人が集まる農園の秘訣を、元ボラバイターでもある園主の菊地さんにお話をうかがいました。

最初に、農園で生産されている作物や規模について教えてください

メインの作物はレタスとネギ類で年間合計30ヘクタールぐらい作付けをするんですけど実質の畑の広さは10ヘクタールほどしかありません。サイクルさせるので(10ヘクタール×3サイクル)そんなに農地は必要なくて、春菊のように何回も伸びるものを収穫するので規模を拡大させることもないんです。

春菊は卸先の要望に合わせて生産量を決め栽培しているのだとか)

代々続く農業家系とお聞きしましたが、
ご自身が農業を志すきっかけはどのような経緯だったのでしょうか?

元々小学生の頃から農業がやりたくて、昔から将来は左官職人か農業をやるって決めていて。
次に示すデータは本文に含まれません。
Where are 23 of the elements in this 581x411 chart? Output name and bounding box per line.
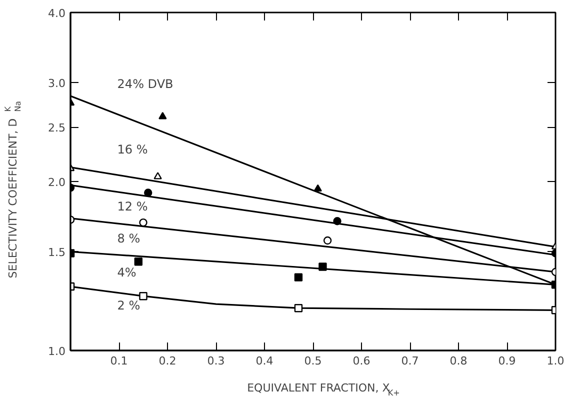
series-label: 24% DVB bbox=[117, 77, 174, 92]
y-axis-title: SELECTIVITY COEFFICIENT, DKNa bbox=[4, 100, 22, 278]
x-tick-label: 0.6 bbox=[352, 354, 370, 368]
x-tick-label: 0.9 bbox=[498, 354, 516, 368]
series-label: 12 % bbox=[117, 200, 148, 214]
x-tick-label: 0.3 bbox=[207, 354, 225, 368]
y-tick-label: 4.0 bbox=[48, 7, 66, 20]
y-tick-label: 1.5 bbox=[48, 246, 66, 260]
y-tick-label: 3.0 bbox=[48, 77, 66, 90]
x-tick-label: 0.1 bbox=[110, 354, 128, 368]
y-tick-label: 2.5 bbox=[48, 122, 66, 135]
x-tick-label: 0.7 bbox=[401, 354, 419, 368]
series-label: 16 % bbox=[117, 142, 148, 157]
y-tick-label: 1.0 bbox=[48, 345, 66, 358]
x-tick-label: 0.2 bbox=[158, 354, 176, 368]
y-tick-label: 2.0 bbox=[48, 176, 66, 189]
series-label: 8 % bbox=[117, 232, 140, 246]
x-tick-label: 0.5 bbox=[304, 354, 322, 368]
x-tick-label: 1.0 bbox=[546, 354, 564, 368]
x-tick-label: 0.8 bbox=[450, 354, 468, 368]
x-tick-label: 0.4 bbox=[256, 354, 274, 368]
series-label: 2 % bbox=[117, 298, 140, 313]
series-label: 4% bbox=[117, 265, 136, 280]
私はやっぱり「土」が好きで外遊びや土壁が好きだったり、とにかく土に関する仕事をやりたかったんです。

ー 幼い頃から二択にしぼられていたんですね

ただ家の農業は長男が継ぐのが基本で、僕は3人兄弟の次男だったので継ぐことは無いだろうと思ってたんですが、長男が継がないとなったので「やった農業ができる、ラッキー」という感じでした(笑)

農園を継ぐためにいろいろな経験を積まれたそうですが…

最初はボラバイトやWWOOF(ウーフ)に行っていろいろ勉強させてもらいました。ただ、行った中にはすごく厳しい所もあって。その時に正直、自分はこういう風にはなりたくないと思ったんです。

だから受入れをしている今もボラバイターさんが当時の自分と同じように「ここはどんな環境なんだろう…」と不安を抱えながら来ているという気持ちもすごくよくわかります。

ー ボラバイトへ行ったのは20年以上前とうかがいましたが、知ったきっかけは何だったのですか?

当時はそれほどネットも盛んではなかったので、本を読んでて。「ソトコト」とか「パ  ーマカルチャー」とかの雑誌だったと思います。

ボラバイトでは栃木のいちご農家だったり、群馬の片品村の観光農園とかに期間は3ヶ月ずつぐらい、短い期間でいろんな所に行っていました。

当時ウーフでお世話になった農家さんと10年後ぐらいに地元の講演会で一緒になって「昔、ウーフで行ってましたよ」と声をかけたら向こうも覚えててびっくりなんてこともありました。


(これまでの経験を活かしてさまざまな取り組みをされている畑の様子)

ー 農園ではボラバイターさん以外にどんな方が働いているのですか?

今、うちの農園では特定技能実習で来ているインドネシアの子がメインで働いていて、真面目に一生懸命働く姿を見るともっと頑張らなくちゃという気にさせてもらえるんです。それは私たちにとっても好循環で、そこにさらにボラバイターさんが加わることでより活発になってさらにやる気をもらえます。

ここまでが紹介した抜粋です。